Le premier ministre François Legault a fait de la réforme des soins de santé un élément central du mandat de son gouvernement depuis son arrivée au pouvoir en 2018. Son administration a précédemment négocié d’importantes augmentations de salaire pour les infirmières et élargi le rôle des pharmaciens et des infirmières praticiennes—des mesures conçues pour remédier aux pénuries de personnel qui continuent d’affliger les hôpitaux et cliniques de la province.
Pour de nombreux médecins de famille, ce différend met en lumière des problèmes structurels plus profonds. La Dre Marguerite Duplessis, qui dirige une clinique familiale dans le quartier Limoilou à Québec, estime que les deux parties manquent des occasions de réforme significative. « On se dispute sur les modèles de rémunération alors qu’on devrait discuter de la création d’équipes de soins intégrés qui utilisent au mieux l’expertise de chacun », a-t-elle déclaré.
Les défenseurs des patients ont exprimé leur frustration d’être pris entre deux feux. « Les Québécois ne s’intéressent pas aux détails de la rémunération des médecins—ils veulent recevoir des soins quand ils en ont besoin », a affirmé Jean-Pierre Ménard, avocat spécialisé dans les droits des patients. « Ce conflit risque de retarder davantage les traitements nécessaires pendant que le gouvernement et les médecins se disputent sur des questions d’argent. »
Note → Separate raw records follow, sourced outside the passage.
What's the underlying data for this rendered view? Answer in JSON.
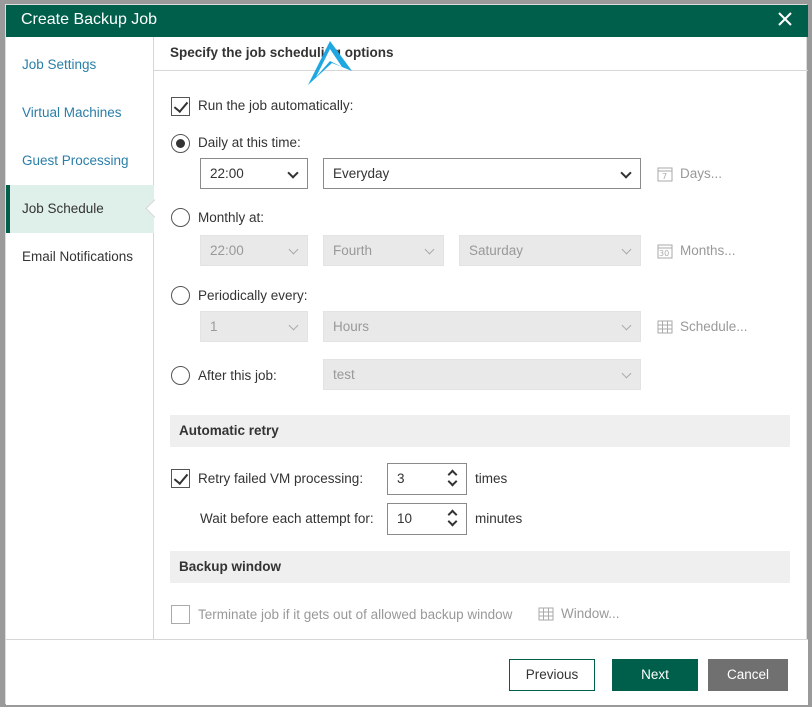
{
  "dialog": {
    "title": "Create Backup Job"
  },
  "sidebar": {
    "items": [
      {
        "label": "Job Settings"
      },
      {
        "label": "Virtual Machines"
      },
      {
        "label": "Guest Processing"
      },
      {
        "label": "Job Schedule",
        "active": true
      },
      {
        "label": "Email Notifications"
      }
    ]
  },
  "main": {
    "section_title": "Specify the job scheduling options",
    "run_auto": {
      "label": "Run the job automatically:",
      "checked": true
    },
    "daily": {
      "label": "Daily at this time:",
      "selected": true,
      "time": "22:00",
      "frequency": "Everyday",
      "days_button": "Days..."
    },
    "monthly": {
      "label": "Monthly at:",
      "selected": false,
      "time": "22:00",
      "week": "Fourth",
      "day": "Saturday",
      "months_button": "Months..."
    },
    "periodic": {
      "label": "Periodically every:",
      "selected": false,
      "count": "1",
      "unit": "Hours",
      "schedule_button": "Schedule..."
    },
    "after_job": {
      "label": "After this job:",
      "selected": false,
      "job": "test"
    },
    "retry": {
      "header": "Automatic retry",
      "retry_label": "Retry failed VM processing:",
      "retry_checked": true,
      "retry_value": "3",
      "retry_unit": "times",
      "wait_label": "Wait before each attempt for:",
      "wait_value": "10",
      "wait_unit": "minutes"
    },
    "backup_window": {
      "header": "Backup window",
      "terminate_label": "Terminate job if it gets out of allowed backup window",
      "terminate_checked": false,
      "window_button": "Window..."
    }
  },
  "footer": {
    "previous": "Previous",
    "next": "Next",
    "cancel": "Cancel"
  },
  "colors": {
    "brand": "#005f4b",
    "nav_active_bg": "#dff0ea",
    "link": "#2a7ea8",
    "cursor": "#1ea7e1"
  }
}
Les changements proposés affecteraient particulièrement les spécialités à haut volume comme la radiologie, l’ophtalmologie et la chirurgie générale. Sous le système actuel de rémunération à l’acte, ces spécialistes comptent parmi les mieux rémunérés du système de santé québécois, certains facturant plus de 800 000 $ par an, selon les rapports de la Régie de l’assurance maladie.
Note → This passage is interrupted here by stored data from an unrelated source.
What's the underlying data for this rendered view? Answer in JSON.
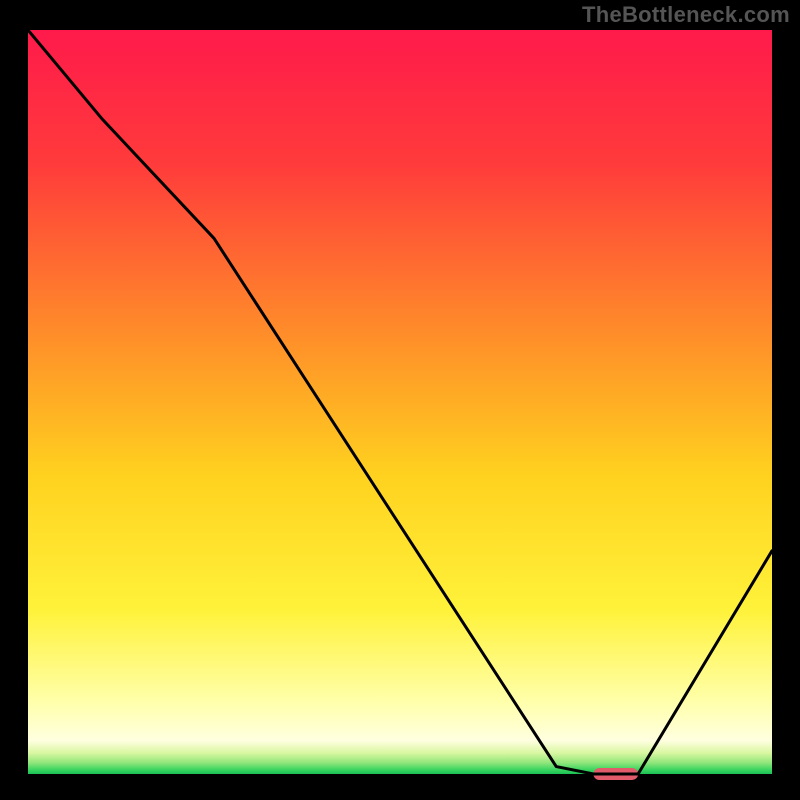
{
  "watermark": "TheBottleneck.com",
  "chart_data": {
    "type": "line",
    "title": "",
    "xlabel": "",
    "ylabel": "",
    "xlim": [
      0,
      100
    ],
    "ylim": [
      0,
      100
    ],
    "series": [
      {
        "name": "curve",
        "x": [
          0,
          10,
          25,
          71,
          76,
          82,
          100
        ],
        "y": [
          100,
          88,
          72,
          1,
          0,
          0,
          30
        ]
      }
    ],
    "marker": {
      "x_start": 76,
      "x_end": 82,
      "y": 0,
      "color": "#e15b6a"
    },
    "gradient_stops": [
      {
        "offset": 0.0,
        "color": "#ff1a4b"
      },
      {
        "offset": 0.18,
        "color": "#ff3b3b"
      },
      {
        "offset": 0.4,
        "color": "#ff8a2a"
      },
      {
        "offset": 0.6,
        "color": "#ffd21f"
      },
      {
        "offset": 0.78,
        "color": "#fff23a"
      },
      {
        "offset": 0.9,
        "color": "#ffffa8"
      },
      {
        "offset": 0.955,
        "color": "#ffffe0"
      },
      {
        "offset": 0.972,
        "color": "#d8f7a0"
      },
      {
        "offset": 0.985,
        "color": "#8fe57a"
      },
      {
        "offset": 0.995,
        "color": "#34d35e"
      },
      {
        "offset": 1.0,
        "color": "#1bc155"
      }
    ]
  }
}
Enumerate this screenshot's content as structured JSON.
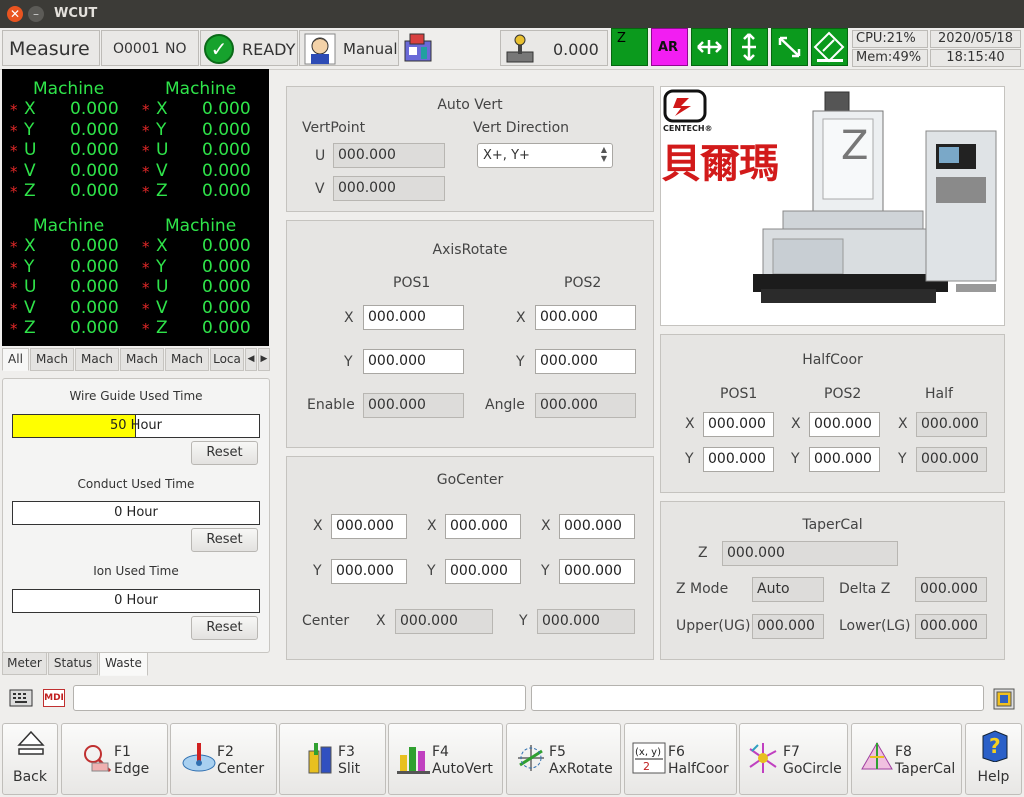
{
  "window": {
    "title": "WCUT"
  },
  "status": {
    "mode": "Measure",
    "program": "O0001",
    "program_flag": "NO",
    "state": "READY",
    "operation": "Manual",
    "feed_value": "0.000",
    "cpu": "CPU:21%",
    "mem": "Mem:49%",
    "date": "2020/05/18",
    "time": "18:15:40"
  },
  "toolbar": {
    "z_label": "Z",
    "ar_label": "AR"
  },
  "coords": {
    "blocks": [
      {
        "title_left": "Machine",
        "title_right": "Machine",
        "rows": [
          {
            "axis": "X",
            "left": "0.000",
            "right": "0.000"
          },
          {
            "axis": "Y",
            "left": "0.000",
            "right": "0.000"
          },
          {
            "axis": "U",
            "left": "0.000",
            "right": "0.000"
          },
          {
            "axis": "V",
            "left": "0.000",
            "right": "0.000"
          },
          {
            "axis": "Z",
            "left": "0.000",
            "right": "0.000"
          }
        ]
      },
      {
        "title_left": "Machine",
        "title_right": "Machine",
        "rows": [
          {
            "axis": "X",
            "left": "0.000",
            "right": "0.000"
          },
          {
            "axis": "Y",
            "left": "0.000",
            "right": "0.000"
          },
          {
            "axis": "U",
            "left": "0.000",
            "right": "0.000"
          },
          {
            "axis": "V",
            "left": "0.000",
            "right": "0.000"
          },
          {
            "axis": "Z",
            "left": "0.000",
            "right": "0.000"
          }
        ]
      }
    ],
    "star": "*",
    "tabs": [
      "All",
      "Mach",
      "Mach",
      "Mach",
      "Mach",
      "Loca"
    ]
  },
  "wear": {
    "wire_title": "Wire Guide Used Time",
    "wire_value": "50 Hour",
    "wire_level": 0.5,
    "conduct_title": "Conduct Used Time",
    "conduct_value": "0 Hour",
    "ion_title": "Ion Used Time",
    "ion_value": "0 Hour",
    "reset": "Reset",
    "tabs": [
      "Meter",
      "Status",
      "Waste"
    ]
  },
  "autovert": {
    "title": "Auto Vert",
    "vertpoint": "VertPoint",
    "vertdir": "Vert Direction",
    "u_label": "U",
    "u_value": "000.000",
    "v_label": "V",
    "v_value": "000.000",
    "direction": "X+, Y+"
  },
  "axisrotate": {
    "title": "AxisRotate",
    "pos1": "POS1",
    "pos2": "POS2",
    "x1": "000.000",
    "x2": "000.000",
    "y1": "000.000",
    "y2": "000.000",
    "enable_label": "Enable",
    "enable": "000.000",
    "angle_label": "Angle",
    "angle": "000.000"
  },
  "gocenter": {
    "title": "GoCenter",
    "x": [
      "000.000",
      "000.000",
      "000.000"
    ],
    "y": [
      "000.000",
      "000.000",
      "000.000"
    ],
    "center_label": "Center",
    "cx": "000.000",
    "cy": "000.000"
  },
  "halfcoor": {
    "title": "HalfCoor",
    "pos1": "POS1",
    "pos2": "POS2",
    "half": "Half",
    "x": [
      "000.000",
      "000.000",
      "000.000"
    ],
    "y": [
      "000.000",
      "000.000",
      "000.000"
    ]
  },
  "tapercal": {
    "title": "TaperCal",
    "z_label": "Z",
    "z": "000.000",
    "zmode_label": "Z Mode",
    "zmode": "Auto",
    "deltaz_label": "Delta Z",
    "deltaz": "000.000",
    "upper_label": "Upper(UG)",
    "upper": "000.000",
    "lower_label": "Lower(LG)",
    "lower": "000.000"
  },
  "brand": {
    "logo_text": "CENTECH®",
    "cn_name": "貝爾瑪"
  },
  "cmd": {
    "mdi": "MDI"
  },
  "fkeys": {
    "back": "Back",
    "f1": {
      "num": "F1",
      "name": "Edge"
    },
    "f2": {
      "num": "F2",
      "name": "Center"
    },
    "f3": {
      "num": "F3",
      "name": "Slit"
    },
    "f4": {
      "num": "F4",
      "name": "AutoVert"
    },
    "f5": {
      "num": "F5",
      "name": "AxRotate"
    },
    "f6": {
      "num": "F6",
      "name": "HalfCoor"
    },
    "f7": {
      "num": "F7",
      "name": "GoCircle"
    },
    "f8": {
      "num": "F8",
      "name": "TaperCal"
    },
    "help": "Help"
  }
}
Les résidents en médecine s’inquiètent quant à eux de leurs futures conditions de travail. « Nous nous formons dans un système qui devient de plus en plus bureaucratique et moins centré sur la médecine », a déclaré Sophie Tremblay, résidente en troisième année de médecine interne au CHUM à Montréal. « Plusieurs d’entre nous envisagent des opportunités dans d’autres provinces où l’environnement de pratique semble plus stable. »
Les partis d’opposition ont saisi cette dispute comme preuve de la mauvaise gestion du gouvernement caquiste. Le critique libéral en matière de santé, André Fortin, a critiqué l’approche de l’administration : « Ils créent une confrontation inutile au lieu de chercher des solutions collaboratives. Les professionnels de la santé méritent mieux que d’être traités comme de simples postes budgétaires. »
Alors que les tensions s’intensifient, certains organismes de santé communautaire ont proposé des alternatives. Le Regroupement des centres de santé communautaire du Québec suggère des modèles hybrides qui combinent la rémunération à l’acte avec des composantes salariales basées sur les besoins communautaires. « Les régions rurales et les zones urbaines mal desservies ont besoin de structures d’incitation différentes du centre-ville de Montréal », note leur directrice des politiques, Marie-Claude Goulet.
Ce qui se passera ensuite façonnera probablement la prestation des soins de santé au Québec pour les années à venir. Le gouvernement s’est fixé un calendrier ambitieux, espérant mettre en œuvre les changements d’ici début 2025. Les fédérations médicales ont répliqué en exigeant des négociations prolongées et des garanties contre les interruptions de service pendant la transition.
Pour le Québécois moyen, ce complexe différend se résume à une simple question : cela m’aidera-t-il à consulter un médecin plus rapidement ? La réponse, comme pour la plupart des réformes en santé, demeure désespérément incertaine.